To justify habeas relief based on legal error, a state court's merits-based decision must be “contrary to, or an unreasonable application of, clearly established Federal law, as determined by the Supreme Court of the United States” before relief may be granted. 28 U.S.C. §2254(d)(1). There is no such clearly established federal law. Rather, as noted by Respondents, the U.S. Supreme Court has yet to recognize a freestanding claim of actual innocence in a non-death penalty case. (Response, Doc. 53 at 4 (citing Prescott v. Santoro, 53 F.4th 470, 482 (9th Cir. 2022)).) Indeed, in Herrera v. Collins, 506 U.S. 390 (1993), the Supreme Court observed that "[c]laims of actual innocence based on newly discovered evidence have never been held to state a ground for federal habeas relief absent an independent constitutional violation occurring in the underlying state criminal proceedings This rule is grounded in the principle that federal habeas courts sit to ensure that individuals are not imprisoned in violation of the Constitution -- not to correct errors of fact." Id. at 400.

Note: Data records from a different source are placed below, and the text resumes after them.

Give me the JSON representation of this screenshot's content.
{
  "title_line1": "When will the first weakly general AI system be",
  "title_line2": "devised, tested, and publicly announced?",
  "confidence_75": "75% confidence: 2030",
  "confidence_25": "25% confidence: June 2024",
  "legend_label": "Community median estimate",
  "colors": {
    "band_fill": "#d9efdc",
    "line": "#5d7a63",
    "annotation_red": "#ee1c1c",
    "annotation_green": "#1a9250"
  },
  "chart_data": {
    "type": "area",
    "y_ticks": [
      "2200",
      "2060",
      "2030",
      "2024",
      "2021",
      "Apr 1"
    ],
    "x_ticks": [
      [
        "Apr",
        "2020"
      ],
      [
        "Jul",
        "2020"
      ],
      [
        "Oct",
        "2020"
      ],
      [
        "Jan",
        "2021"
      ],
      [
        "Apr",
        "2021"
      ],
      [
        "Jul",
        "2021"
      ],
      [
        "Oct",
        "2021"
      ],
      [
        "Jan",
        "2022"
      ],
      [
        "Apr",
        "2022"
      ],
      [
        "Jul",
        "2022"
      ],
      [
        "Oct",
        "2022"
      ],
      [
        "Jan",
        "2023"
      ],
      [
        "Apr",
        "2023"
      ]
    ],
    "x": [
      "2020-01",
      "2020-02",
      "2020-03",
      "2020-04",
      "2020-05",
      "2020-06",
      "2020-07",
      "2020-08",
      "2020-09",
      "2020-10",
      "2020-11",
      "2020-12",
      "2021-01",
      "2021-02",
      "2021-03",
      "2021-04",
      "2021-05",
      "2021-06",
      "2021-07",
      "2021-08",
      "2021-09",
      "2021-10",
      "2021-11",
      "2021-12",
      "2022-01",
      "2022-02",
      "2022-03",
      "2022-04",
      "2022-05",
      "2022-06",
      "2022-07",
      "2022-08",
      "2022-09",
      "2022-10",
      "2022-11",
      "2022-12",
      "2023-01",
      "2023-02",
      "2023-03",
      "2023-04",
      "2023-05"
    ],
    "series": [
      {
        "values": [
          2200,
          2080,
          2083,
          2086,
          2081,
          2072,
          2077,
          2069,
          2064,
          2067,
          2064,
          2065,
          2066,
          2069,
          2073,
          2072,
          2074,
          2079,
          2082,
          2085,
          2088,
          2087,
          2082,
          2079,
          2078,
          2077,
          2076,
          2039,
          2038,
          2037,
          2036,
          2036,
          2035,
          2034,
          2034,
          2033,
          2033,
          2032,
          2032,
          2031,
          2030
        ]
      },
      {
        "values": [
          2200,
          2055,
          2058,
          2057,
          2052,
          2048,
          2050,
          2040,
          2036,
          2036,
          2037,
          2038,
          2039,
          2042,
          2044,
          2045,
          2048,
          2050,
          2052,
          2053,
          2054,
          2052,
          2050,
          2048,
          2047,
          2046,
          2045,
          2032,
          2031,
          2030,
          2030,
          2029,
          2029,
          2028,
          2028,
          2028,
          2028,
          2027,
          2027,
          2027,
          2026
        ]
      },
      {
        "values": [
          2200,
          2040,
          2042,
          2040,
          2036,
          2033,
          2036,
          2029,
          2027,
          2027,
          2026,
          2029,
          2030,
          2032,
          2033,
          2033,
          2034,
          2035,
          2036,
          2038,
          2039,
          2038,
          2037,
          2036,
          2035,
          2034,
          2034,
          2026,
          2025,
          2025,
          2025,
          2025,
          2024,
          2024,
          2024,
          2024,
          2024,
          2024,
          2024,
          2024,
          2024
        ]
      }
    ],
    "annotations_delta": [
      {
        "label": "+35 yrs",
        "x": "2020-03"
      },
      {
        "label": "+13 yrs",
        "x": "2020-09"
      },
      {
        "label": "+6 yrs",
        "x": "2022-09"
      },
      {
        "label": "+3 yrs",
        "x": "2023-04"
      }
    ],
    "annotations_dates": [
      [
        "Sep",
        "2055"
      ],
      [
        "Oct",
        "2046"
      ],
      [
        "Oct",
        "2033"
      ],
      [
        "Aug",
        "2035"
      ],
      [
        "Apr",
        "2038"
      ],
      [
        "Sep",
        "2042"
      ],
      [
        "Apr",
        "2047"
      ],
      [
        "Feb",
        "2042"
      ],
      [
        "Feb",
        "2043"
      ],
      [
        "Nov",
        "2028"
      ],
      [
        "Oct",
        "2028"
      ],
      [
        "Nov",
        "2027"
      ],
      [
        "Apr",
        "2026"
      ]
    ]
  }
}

Moreover, Petitioner has posited nothing to show sufficient factual error, i.e. that the state court's decision “was based on an unreasonable determination of the facts in light of the evidence presented in the State court proceeding." 28 U.S.C. § 2254(d)(2). "[A] federal court may not second-guess a state court's fact-finding process unless, after review of the state-court record, it determines that the state court was not merely wrong, but actually unreasonable." Taylor v. Maddox, 366 F.3d 992, 999 (9th Cir. 2004).
Accordingly, assertion of Petitioner's proposed Ground Six would be utile because the claim would be without merit.
D. RECOMMENDATIONS
IT IS THEREFORE RECOMMENDED Petitioner's Motion to Amend (Doc. 48) be DENIED.
E. EFFECT OF RECOMMENDATION
This recommendation is not an order that is immediately appealable to the Ninth Circuit Court of Appeals. Any notice of appeal pursuant to Rule 4(a)(1), Federal Rules of Appellate Procedure, should not be filed until entry of the district court's judgment.
However, pursuant to Rule 72, Federal Rules of Civil Procedure, the parties shall have fourteen (14) days from the date of service of a copy of this recommendation within which to file specific written objections with the Court. Thereafter, the parties have fourteen (14) days within which to file a response to the objections. Failure to timely file objections to any findings or recommendations of the Magistrate Judge will be considered a waiver of a party's right to de novo consideration of the issues, see United States v. Reyna-Tapia, 328 F.3d 1114, 1121 (9th Cir. 2003) (en banc), and will constitute a waiver of a party's right to appellate review of the findings of fact in an order or judgment entered pursuant to the recommendation of the Magistrate Judge, Robbins v. Carey, 481 F.3d 1143, 1146-47 (9th Cir. 2007).
In addition, the parties are cautioned Local Civil Rule 7.2(e)(3) provides that “[u]nless otherwise permitted by the Court, an objection to a Report and Recommendation issued by a Magistrate Judge shall not exceed ten (10) pages.”